Thursday, December 14, 2017

KOPERASI BISA MAJU DI NEGARA KAPITALIS

Dalam sejarahnya, koperasi sebenarnya bukanlah organisasi usaha yang khas berasal dari Indonesia. Kegiatan berkoperasi dan organisasi koperasi pada mulanya diperkenalkan di Inggris di sekitar abad pertengahan (atau ada yang bilang dimasa revolusi industri di-Inggris) yang diprakarsai oleh seorang industrialis yang sosialis bernama Robert Own. Pada waktu itu misi utama berkoperasi adalah untuk menolong kaum buruh dan petani yang menghadapi problem-problem ekonomi dengan menggalang kekuatan mereka sendiri.
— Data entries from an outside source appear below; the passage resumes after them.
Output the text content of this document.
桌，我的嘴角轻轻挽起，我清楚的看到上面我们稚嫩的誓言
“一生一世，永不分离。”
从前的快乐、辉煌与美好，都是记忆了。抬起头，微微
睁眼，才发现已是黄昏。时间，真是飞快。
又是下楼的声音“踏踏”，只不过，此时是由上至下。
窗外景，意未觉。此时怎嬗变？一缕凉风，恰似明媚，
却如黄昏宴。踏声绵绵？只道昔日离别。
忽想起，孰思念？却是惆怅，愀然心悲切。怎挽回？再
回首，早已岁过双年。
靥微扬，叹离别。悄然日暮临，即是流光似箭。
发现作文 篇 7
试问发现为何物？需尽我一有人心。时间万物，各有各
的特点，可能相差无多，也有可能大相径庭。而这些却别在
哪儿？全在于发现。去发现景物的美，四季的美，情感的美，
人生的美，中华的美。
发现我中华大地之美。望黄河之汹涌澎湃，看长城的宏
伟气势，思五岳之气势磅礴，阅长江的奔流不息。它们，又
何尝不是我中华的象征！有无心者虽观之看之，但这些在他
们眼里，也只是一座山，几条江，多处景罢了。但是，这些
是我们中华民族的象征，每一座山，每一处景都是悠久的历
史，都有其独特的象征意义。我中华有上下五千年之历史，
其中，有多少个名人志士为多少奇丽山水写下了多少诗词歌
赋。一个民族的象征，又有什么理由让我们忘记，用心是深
Berdirinya koperasi buruh tersebut berfungsi membeli barang kebutuhan pokok secara bersama-sama dan memang ternyata bahwa harga di toko koperasi lebih murah jika dibandingkan dengan toko-toko yang bukan koperasi.Ide koperasi ini kemudian menjalar ke AS dan negara-negara lainnya di dunia. Di Indonesia, baru koperasi diperkenalkan pada awal abad 20. Sejak munculnya ide tersebut hingga saat ini, banyak koperasi di negara-negara maju seperti di Uni Eropa (UE) dan AS sudah menjadi perusahaan-perusahaan besar termasuk di sektor pertanian, industri manufaktur, dan perbankan yang mampu bersaing dengan korporat-korporat kapitalis.
Sejarah kelahiran dan berkembangnya koperasi di negara maju dan negara sedang berkembang memang sangat diametral. Di negara maju koperasi lahir sebagai gerakan untuk melawan ketidakadilan pasar, oleh karena itu tumbuh dan berkembang dalam suasana persaingan pasar. Bahkan dengan kekuatannya itu koperasi meraih posisi tawar dan kedudukan penting dalam konstelasi kebijakan ekonomi termasuk dalam perundingan internasional. Peraturan perundangan yang mengatur koperasi tumbuh kemudian sebagai tuntutan masyarakat koperasi dalam rangka melindungi dirinya. Sedangkan, di negara sedang berkembang koperasi dihadirkan dalam kerangka membangun institusi yang dapat menjadi mitra negara dalam menggerakkan pembangunan untuk mencapai kesejahteraan masyarakat.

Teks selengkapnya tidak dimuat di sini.